Fearful of a lawyer killing your deals? Most likely yes. Need that be the case? No. Can lawyers be better utilized in credit union lending? Absolutely yes.
I am often asked to speak to non-lawyers who work for lenders about the loan documentation process. Never about underwriting or loan commitments. But application-to-underwriting-to-commitment-to-loan documentation-to-closing is closely linked. And it is more than simply one, long hyphenated series of words. It's making the deal.
Occasionally loan originators will contact me with legal issues relating to a loan before they issue a loan application. The smart among them want to ferret out what could become an underwriting issue, and they want to have some level of confidence that an issue that might be a problem is not deal killer. Issues, not lawyers, are deal killers. And should be.
Identifying and failure to identify deal-killing issues are a large problem facing credit unions, especially for loans intending to be participations.
While originators sometimes fearing their own underwriters may call legal counsel in advance, too often there are no communications between underwriters and lender's counsel. Our best engagements and best loan closings involve underwriter-lawyer communications. It is bottom- line efficiency for any loan closing. Moreover, it is the bottom line to better portfolios or participations.
Too often in credit union lending the problem is that underwriters and others do not know what they do not know. "Doc orders" become short hand for taking the basic deal points and inputting them into form documentation that spits out from a document system or document service.
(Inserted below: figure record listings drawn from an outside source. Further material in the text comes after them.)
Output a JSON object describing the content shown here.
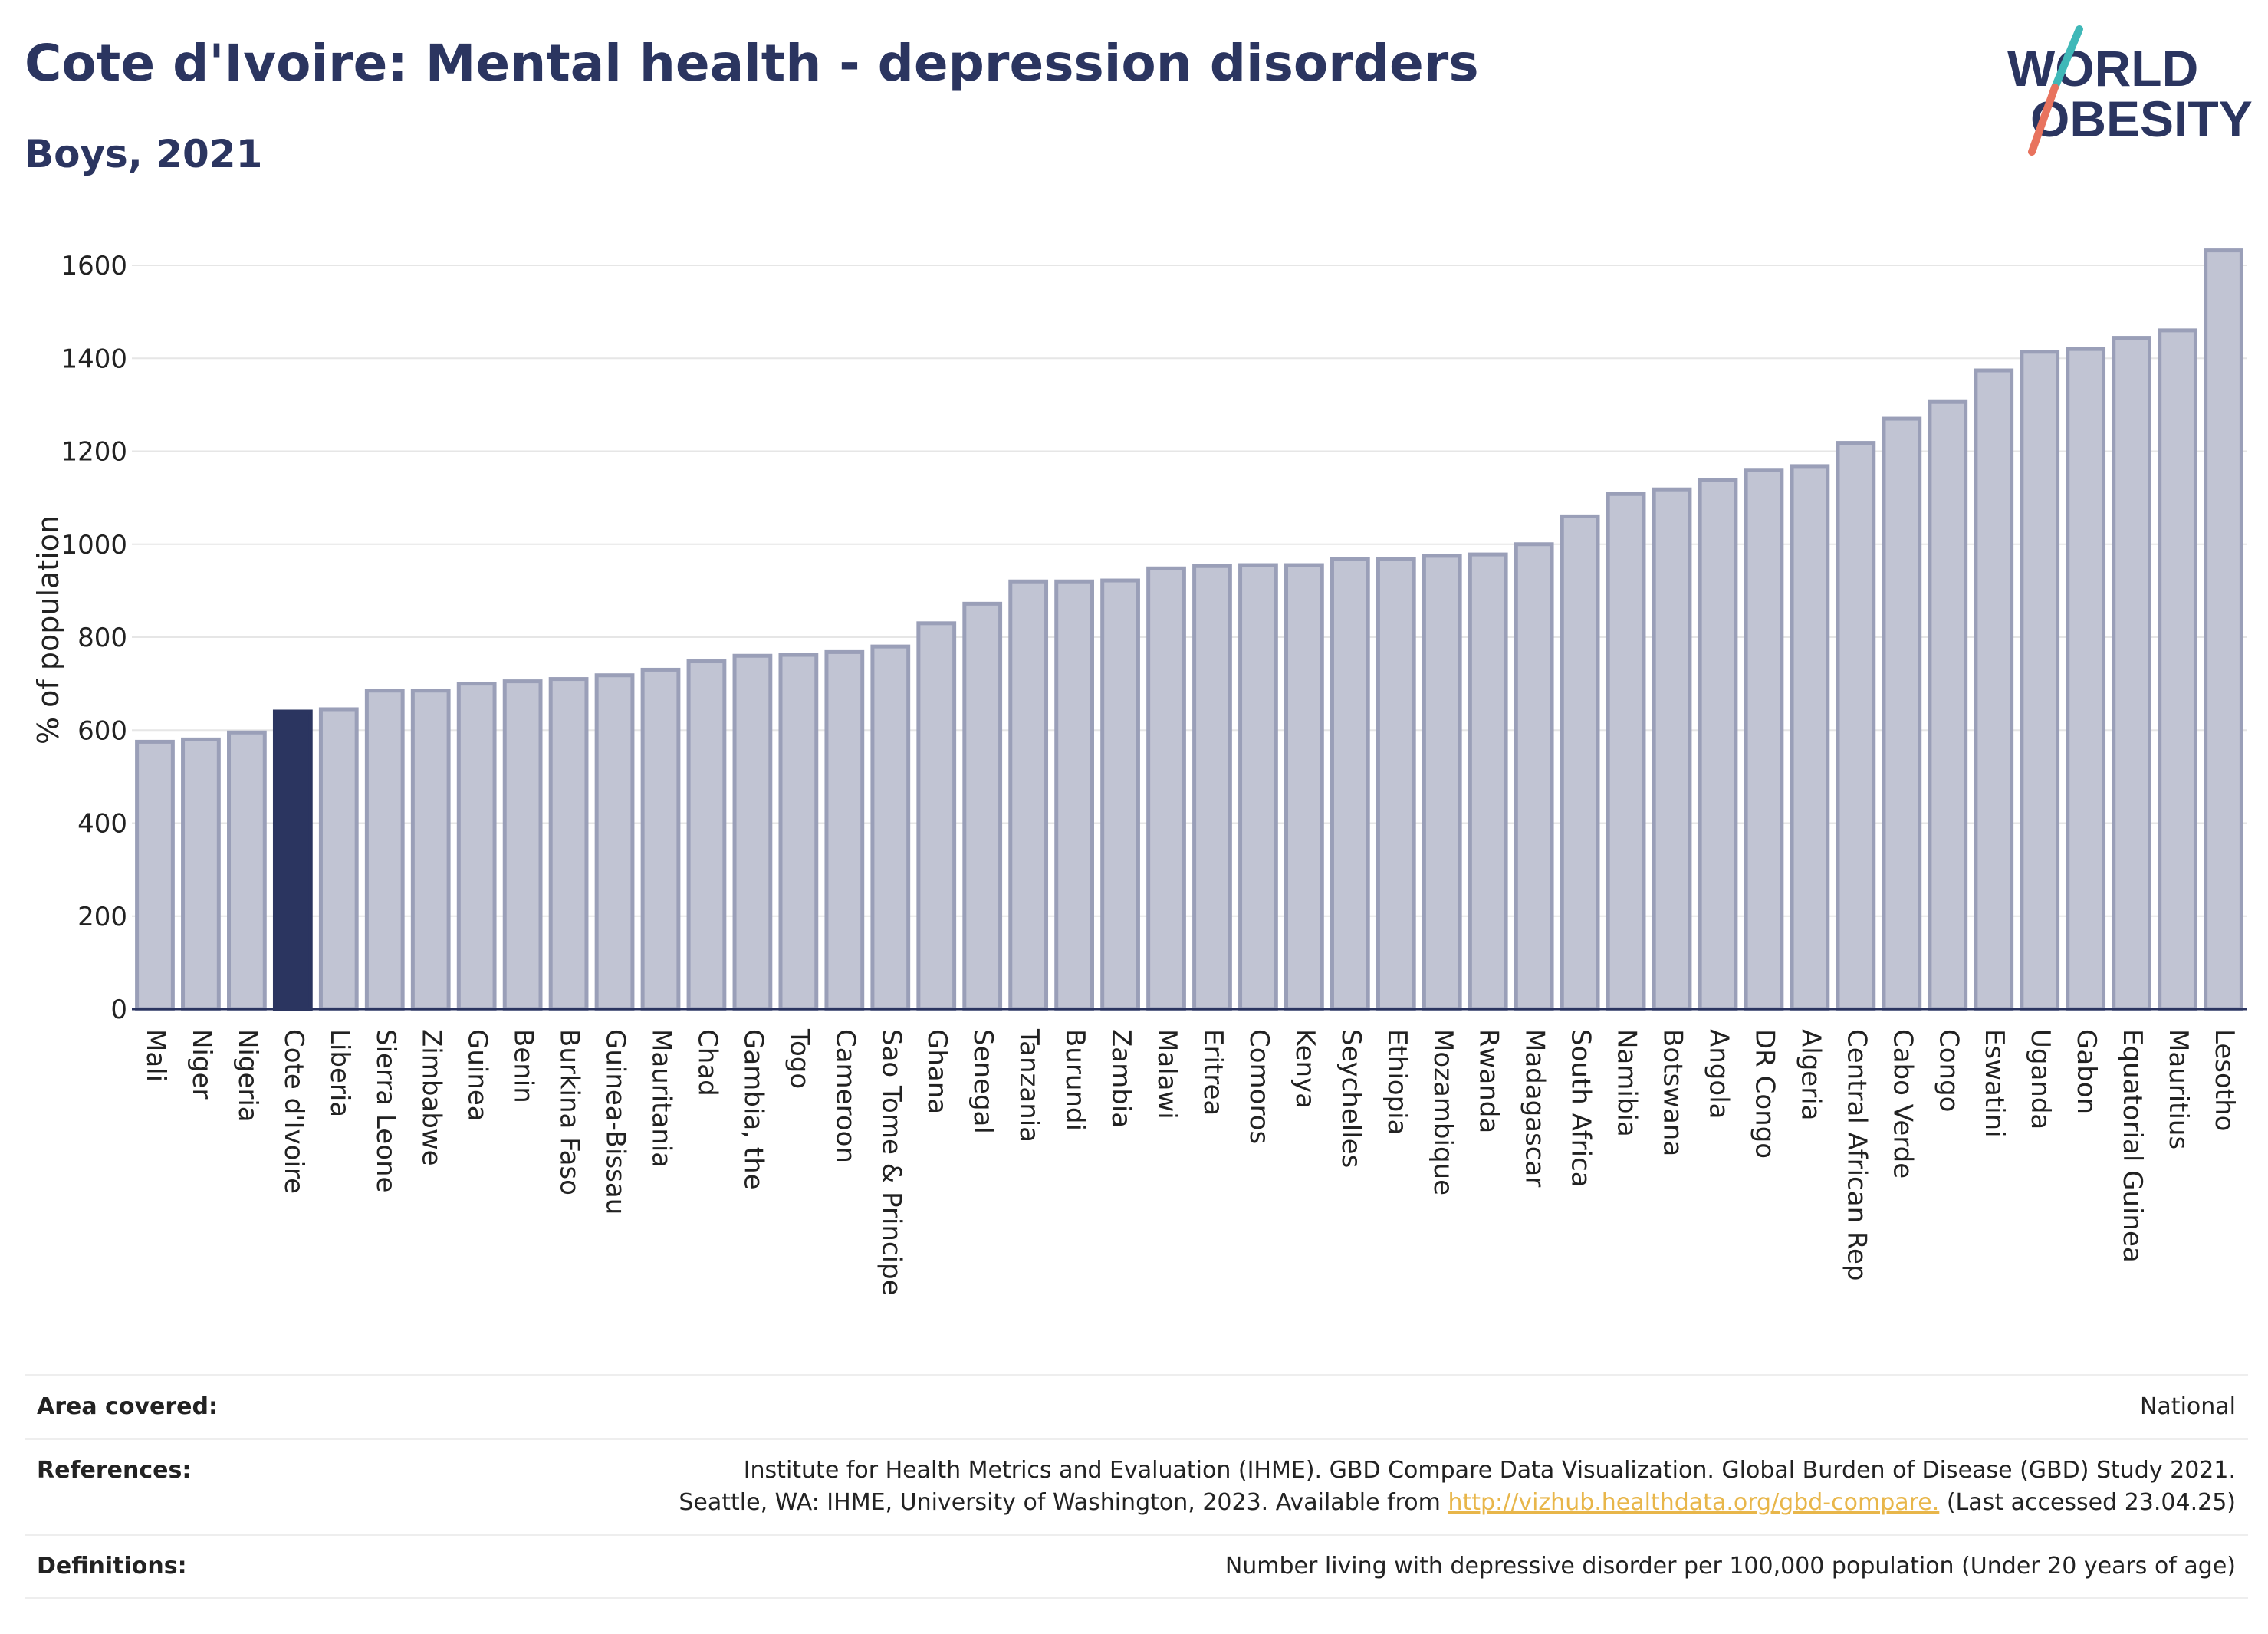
{
  "header": {
    "title": "Cote d'Ivoire: Mental health - depression disorders",
    "subtitle": "Boys, 2021"
  },
  "logo": {
    "line1": "WORLD",
    "line2": "OBESITY"
  },
  "colors": {
    "bar": "#c1c4d3",
    "bar_stroke": "#9a9fb8",
    "highlight": "#2b3560",
    "grid": "#e6e6e6",
    "axis_text": "#222222",
    "logo_navy": "#2b3560",
    "logo_teal": "#3fb8b8",
    "logo_coral": "#e8735e"
  },
  "chart_data": {
    "type": "bar",
    "title": "Cote d'Ivoire: Mental health - depression disorders",
    "subtitle": "Boys, 2021",
    "xlabel": "",
    "ylabel": "% of population",
    "ylim": [
      0,
      1600
    ],
    "yticks": [
      0,
      200,
      400,
      600,
      800,
      1000,
      1200,
      1400,
      1600
    ],
    "grid": true,
    "highlight": "Cote d'Ivoire",
    "categories": [
      "Mali",
      "Niger",
      "Nigeria",
      "Cote d'Ivoire",
      "Liberia",
      "Sierra Leone",
      "Zimbabwe",
      "Guinea",
      "Benin",
      "Burkina Faso",
      "Guinea-Bissau",
      "Mauritania",
      "Chad",
      "Gambia, the",
      "Togo",
      "Cameroon",
      "Sao Tome & Principe",
      "Ghana",
      "Senegal",
      "Tanzania",
      "Burundi",
      "Zambia",
      "Malawi",
      "Eritrea",
      "Comoros",
      "Kenya",
      "Seychelles",
      "Ethiopia",
      "Mozambique",
      "Rwanda",
      "Madagascar",
      "South Africa",
      "Namibia",
      "Botswana",
      "Angola",
      "DR Congo",
      "Algeria",
      "Central African Rep",
      "Cabo Verde",
      "Congo",
      "Eswatini",
      "Uganda",
      "Gabon",
      "Equatorial Guinea",
      "Mauritius",
      "Lesotho"
    ],
    "values": [
      575,
      580,
      595,
      640,
      645,
      685,
      685,
      700,
      705,
      710,
      718,
      730,
      748,
      760,
      762,
      768,
      780,
      830,
      872,
      920,
      920,
      922,
      948,
      953,
      955,
      955,
      968,
      968,
      975,
      978,
      1000,
      1060,
      1108,
      1118,
      1138,
      1160,
      1168,
      1218,
      1270,
      1306,
      1374,
      1414,
      1420,
      1444,
      1460,
      1632
    ]
  },
  "meta": {
    "area_label": "Area covered:",
    "area_value": "National",
    "references_label": "References:",
    "references_line1": "Institute for Health Metrics and Evaluation (IHME). GBD Compare Data Visualization. Global Burden of Disease (GBD) Study 2021.",
    "references_line2_prefix": "Seattle, WA: IHME, University of Washington, 2023. Available from",
    "references_link": "http://vizhub.healthdata.org/gbd-compare.",
    "references_line2_suffix": "(Last accessed 23.04.25)",
    "definitions_label": "Definitions:",
    "definitions_value": "Number living with depressive disorder per 100,000 population (Under 20 years of age)"
  }
}
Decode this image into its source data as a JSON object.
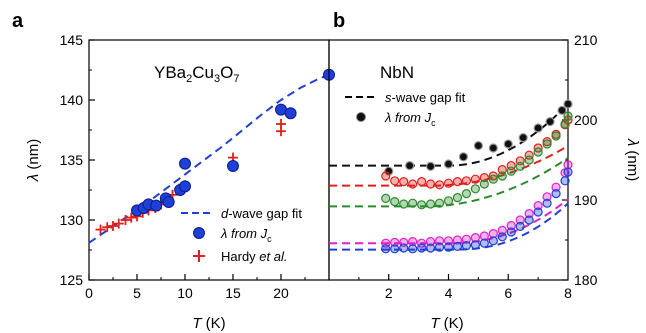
{
  "panel_a": {
    "letter": "a",
    "title_main": "YBa",
    "title_sub1": "2",
    "title_mid1": "Cu",
    "title_sub2": "3",
    "title_mid2": "O",
    "title_sub3": "7",
    "ylabel_sym": "λ",
    "ylabel_unit": "(nm)",
    "xlabel_sym": "T",
    "xlabel_unit": "(K)",
    "legend": {
      "fit_prefix": "d",
      "fit_suffix": "-wave gap fit",
      "jc_prefix": "λ from ",
      "jc_sym": "J",
      "jc_sub": "c",
      "hardy_prefix": "Hardy ",
      "hardy_italic": "et al."
    }
  },
  "panel_b": {
    "letter": "b",
    "title": "NbN",
    "ylabel_sym": "λ",
    "ylabel_unit": "(nm)",
    "xlabel_sym": "T",
    "xlabel_unit": "(K)",
    "legend": {
      "fit_prefix": "s",
      "fit_suffix": "-wave gap fit",
      "jc_prefix": "λ from ",
      "jc_sym": "J",
      "jc_sub": "c"
    }
  },
  "chart_data": [
    {
      "type": "scatter",
      "panel": "a",
      "xlabel": "T (K)",
      "ylabel": "λ (nm)",
      "xlim": [
        0,
        25
      ],
      "ylim": [
        125,
        145
      ],
      "xticks": [
        0,
        5,
        10,
        15,
        20
      ],
      "xtick_labels": [
        "0",
        "5",
        "10",
        "15",
        "20"
      ],
      "yticks": [
        125,
        130,
        135,
        140,
        145
      ],
      "series": [
        {
          "name": "d-wave gap fit",
          "style": "dashed-line",
          "color": "#1f3fd6",
          "x": [
            0,
            2,
            4,
            6,
            8,
            10,
            12,
            14,
            16,
            18,
            20,
            22,
            24,
            25
          ],
          "y": [
            128.1,
            129.2,
            130.3,
            131.4,
            132.6,
            133.8,
            135.0,
            136.2,
            137.5,
            138.8,
            140.0,
            141.0,
            141.8,
            142.1
          ]
        },
        {
          "name": "λ from Jc",
          "style": "filled-circle",
          "color": "#1f3fd6",
          "x": [
            5,
            5.7,
            6.2,
            7.0,
            8.0,
            8.3,
            9.5,
            10.0,
            10.0,
            15.0,
            20.0,
            21.0,
            25.0
          ],
          "y": [
            130.8,
            131.0,
            131.3,
            131.2,
            131.8,
            131.5,
            132.5,
            134.7,
            132.8,
            134.5,
            139.2,
            138.9,
            142.1
          ]
        },
        {
          "name": "Hardy et al.",
          "style": "plus",
          "color": "#e0201b",
          "x": [
            1.2,
            1.9,
            2.5,
            3.1,
            3.8,
            4.4,
            5.0,
            5.6,
            6.2,
            6.9,
            7.5,
            8.1,
            8.7,
            9.4,
            10.0,
            15.0,
            20.0,
            20.0
          ],
          "y": [
            129.2,
            129.4,
            129.5,
            129.7,
            130.0,
            130.2,
            130.3,
            130.6,
            130.8,
            131.0,
            131.3,
            131.6,
            132.1,
            132.6,
            132.9,
            135.2,
            137.4,
            138.0
          ]
        }
      ]
    },
    {
      "type": "scatter",
      "panel": "b",
      "xlabel": "T (K)",
      "ylabel": "λ (nm)",
      "xlim": [
        0,
        8
      ],
      "ylim": [
        180,
        210
      ],
      "xticks": [
        2,
        4,
        6,
        8
      ],
      "xtick_labels": [
        "2",
        "4",
        "6",
        "8"
      ],
      "yticks": [
        180,
        190,
        200,
        210
      ],
      "series": [
        {
          "name": "λ from Jc",
          "style": "filled-circle",
          "color": "#111111",
          "fit_baseline": 194.3,
          "fit_amp": 14.0,
          "fit_t0": 4.0,
          "fit_curv": 2.0,
          "x": [
            2.0,
            2.7,
            3.4,
            4.0,
            4.5,
            5.0,
            5.5,
            6.0,
            6.5,
            7.0,
            7.4,
            7.8,
            8.0
          ],
          "y": [
            193.6,
            194.3,
            194.2,
            194.5,
            195.4,
            196.8,
            196.5,
            197.0,
            197.8,
            199.0,
            199.8,
            201.2,
            202.0
          ]
        },
        {
          "name": "red",
          "style": "open-circle",
          "color": "#e0201b",
          "fit_baseline": 191.8,
          "fit_amp": 9.0,
          "fit_t0": 3.5,
          "fit_curv": 2.0,
          "x": [
            1.9,
            2.2,
            2.5,
            2.8,
            3.1,
            3.4,
            3.7,
            4.0,
            4.3,
            4.6,
            4.9,
            5.2,
            5.5,
            5.8,
            6.1,
            6.4,
            6.7,
            7.0,
            7.3,
            7.6,
            7.9,
            8.0
          ],
          "y": [
            193.0,
            192.4,
            192.3,
            192.0,
            192.3,
            192.0,
            191.9,
            192.1,
            192.3,
            192.4,
            192.6,
            192.8,
            193.0,
            193.8,
            194.3,
            194.9,
            195.6,
            196.5,
            197.3,
            198.2,
            199.4,
            200.0
          ]
        },
        {
          "name": "green",
          "style": "open-circle",
          "color": "#2a8a2a",
          "fit_baseline": 189.2,
          "fit_amp": 11.0,
          "fit_t0": 3.2,
          "fit_curv": 2.0,
          "x": [
            1.9,
            2.2,
            2.5,
            2.8,
            3.1,
            3.4,
            3.7,
            4.0,
            4.3,
            4.6,
            4.9,
            5.2,
            5.5,
            5.8,
            6.1,
            6.4,
            6.7,
            7.0,
            7.3,
            7.6,
            7.9,
            8.0
          ],
          "y": [
            190.2,
            189.8,
            189.5,
            189.6,
            189.4,
            189.5,
            189.6,
            189.9,
            190.3,
            190.8,
            191.4,
            192.0,
            192.6,
            193.0,
            193.6,
            194.2,
            195.0,
            196.0,
            197.0,
            198.0,
            199.5,
            200.5
          ]
        },
        {
          "name": "magenta",
          "style": "open-circle",
          "color": "#e020c8",
          "fit_baseline": 184.6,
          "fit_amp": 10.0,
          "fit_t0": 4.0,
          "fit_curv": 2.2,
          "x": [
            1.9,
            2.2,
            2.5,
            2.8,
            3.1,
            3.4,
            3.7,
            4.0,
            4.3,
            4.6,
            4.9,
            5.2,
            5.5,
            5.8,
            6.1,
            6.4,
            6.7,
            7.0,
            7.3,
            7.6,
            7.9,
            8.0
          ],
          "y": [
            184.6,
            184.7,
            184.7,
            184.8,
            184.6,
            184.8,
            184.9,
            184.9,
            185.0,
            185.1,
            185.3,
            185.5,
            185.8,
            186.2,
            186.8,
            187.5,
            188.3,
            189.3,
            190.4,
            191.6,
            193.4,
            194.4
          ]
        },
        {
          "name": "blue",
          "style": "open-circle",
          "color": "#1f3fd6",
          "fit_baseline": 183.8,
          "fit_amp": 10.5,
          "fit_t0": 4.2,
          "fit_curv": 2.3,
          "x": [
            1.9,
            2.2,
            2.5,
            2.8,
            3.1,
            3.4,
            3.7,
            4.0,
            4.3,
            4.6,
            4.9,
            5.2,
            5.5,
            5.8,
            6.1,
            6.4,
            6.7,
            7.0,
            7.3,
            7.6,
            7.9,
            8.0
          ],
          "y": [
            183.9,
            183.9,
            184.0,
            183.9,
            184.0,
            184.0,
            184.1,
            184.1,
            184.2,
            184.3,
            184.4,
            184.6,
            184.9,
            185.4,
            186.0,
            186.7,
            187.5,
            188.5,
            189.6,
            190.8,
            192.4,
            193.5
          ]
        }
      ]
    }
  ]
}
In other sectors of the lending industry, loan documentation is inextricably related to underwriting.
Some clients provide me underwriting memoranda. I may gain insight from what is in the underwriting memorandum. Sometimes the provision of a commitment is further amplified by what is in the underwriting memorandum – and this will drive provisions of the loan documents, of preparation of special documents.
Read more: Communicating with underwriters …
It is particularly important for lawyers to be involved in communicating with underwriters prior to commitment on certain issues. Some of these issues include:
- — "Wait a Minute Issues!" – Does the lawyer have any insight as to a legal hurdle that may preclude the loan from closing?
- — Special escrows – Are there special issues, and if so, how should they be handled?
- — Parcel releases
- — Properties unleased
- — Letter of credit issues
- — Ground lease transactions
- — Single-tenant properties
Good outside counsel may frequently provide input how underwriting problems can be resolved, so that lenders may help make the loan. In some instances, I may be drawn into pre-commitment review of matters (e.g., special title matters, ground lease matters, etc.) In these instances, I am able to make specific recommendations that make it possible for a particular loan to be approved or documented correctly.
The hyphenated loan closing stanza at the start of this article linked the words "commitment" and "loan documentation." The commitment will define loan documents. Sometimes no one understands why battles arise post-commitment, but usually it's because certain problems and solutions were not clearly covered at the commitment stage.
There is a ying/yang moment commitment stage. Originators want to sign up deals. But this is the ultimate "Wait-A-Minute." Does the borrower understand everything in the commitment? Probably not. Should borrower's counsel get involved at the commitment stage? Yes. But does he/she most of the time? No.
Going back to the premise that your lawyer can be a deal maker rather than a deal killer requires a closer look at a commitment from a borrower's point of view. If not negotiated carefully, the borrower will lose right to negotiate certain issues in loan documents. The commitment fee has been paid. The borrower cannot negotiate, and later claim that it did not understand matters. Borrowers will live and die by the commitment.
Smart borrowers have lawyers. This requires smart lenders to have lawyers. Certainly a lawyer reviewing the commitment slows the process. Sometimes they negotiate. This may cause aches and pains to lender because if deal is not signed, the question becomes who pays for the lender's lawyer? But how issues are covered in the commitment will be how loan documents are framed.
Even when borrowers do not have legal counsel, lenders may consider use of outside legal counsel at the commitment stage. Based upon the way certain issues are framed in the commitment, we might tighten some of the issues, and better protect lender.
The following are a few of the instances when I am called upon to assist with commitments:
- — Special reserves
- — Letters of credit
- — Guaranties, particularly springing guaranties
- — Impounds (special impounds)
- — Unusual issues relating to additional collateral
Too often in the absence of legal counsel those taking "doc orders" or responsible for simply inputting data into a system fail to capture special obligations or special documents required for a transaction. Can a lawyer do it better? No doubt. Does the benefit outweigh the cost and will loan participants have higher levels of comfort? Always.